- Specialty: Infectious disease

= Omsk hemorrhagic fever =

Omsk hemorrhagic fever is a viral hemorrhagic fever caused by Omsk hemorrhagic fever virus.

It was found in Siberia and was named after an outbreak in the city of Omsk. First records of the new virus appeared around 1940–1943.

==Signs and symptoms==
There are a number of symptoms of the virus. In the first 1–8 days the first phase begins. The symptoms in this phase are:
- chills
- headache
- pain in the lower and upper extremities and severe prostration
- a rash on the soft palate
- swollen glands in the neck
- appearance of blood in the eyes (conjunctival suffusion)
- dehydration
- hypotension
- gastrointestinal symptoms (symptoms relating to the stomach and intestines)
- patients may also experience effects on the central nervous system

In 1–2 weeks, some people may recover, although others might not. They might experience a focal hemorrhage in mucosa of gingival, uterus, and lungs, a papulovesicular rash on the soft palate, cervical lymphadenopathy (it occurs in the neck which that enlarges the lymph glandular tissue), and occasional neurological involvement. If the patient still has OHF after 3 weeks, then a second wave of symptoms will occur. It also includes signs of encephalitis. In most cases if the sickness does not fade away after this period, the patient will die. Patients that recover from OHF may experience hearing loss, hair loss, and behavioral or psychological difficulties associated with neurological conditions.

==Cause==

Omsk hemorrhagic fever is caused by Omsk hemorrhagic fever virus (OHFV), a member of the Orthoflavivirus genus. The name of the species it belongs to is Orthoflavivirus omskense. The virus was discovered by Mikhail Chumakov and his colleagues between 1945 and 1947 in Omsk. The infection is found in Western Siberia, in places including Omsk Oblast, Novosibirsk Oblast, Kurgan Oblast, Tyumen Oblast. The virus survives in water and is transferred to humans via contaminated water or an infected tick.

===Spread===
The main hosts of OHFV are rodents like the non-native muskrat.
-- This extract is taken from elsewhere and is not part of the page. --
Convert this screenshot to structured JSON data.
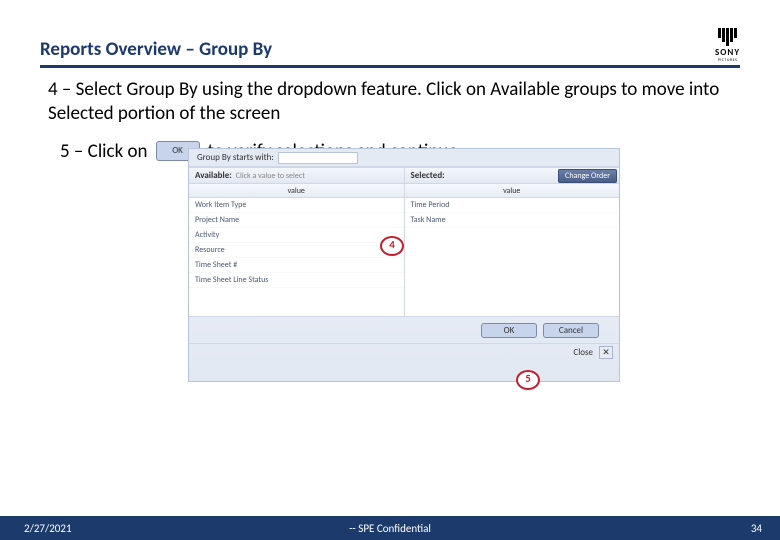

OHFV originates in ticks, who then transmit it to rodents by biting them. Humans become infected through tick bites or contact with a muskrat. Humans can also become infected through contact with blood, feces or urine of a dead or sick muskrat (or any type of rat). The virus can also spread through milk from infected goats or sheep. There is no evidence that the virus is contagious among humans.

===Evolution===
The virus appears to have evolved within the last 1000 years. The viral genomes can be divided into 2 clades, A and B. Clade A has five genotypes and clade B has one. These clades separated about 700 years ago. This separation appears to have occurred in the Kurgan province. Clade A subsequently underwent division into clade C, D and E 230 years ago. Clade C and E appear to have originated in the Novosibirsk and Omsk Provinces respectively. The muskrat Ondatra zibethicus which is highly susceptible to this virus was introduced into this area in the 1930s.

==Diagnosis==
Omsk Hemorrhagic Fever could be diagnosed by isolating virus from blood, or by serologic testing using immunosorbent serological assay. OHF rating of fatality is 0.5–3%. Treatment is supportive; there is no specific treatment for OHF. This helps maintain hydration and provides precautions for patients with bleeding disorders.

==Prevention==
Preventing Omsk Hemorrhagic Fever consists primarily in avoiding being exposed to tick. Persons engaged in camping, farming, forestry, hunting (especially the Siberian muskrat) are at greater risk and should wear protective clothing or use insect repellent for protection. The same is generally recommended for persons at sheltered locations.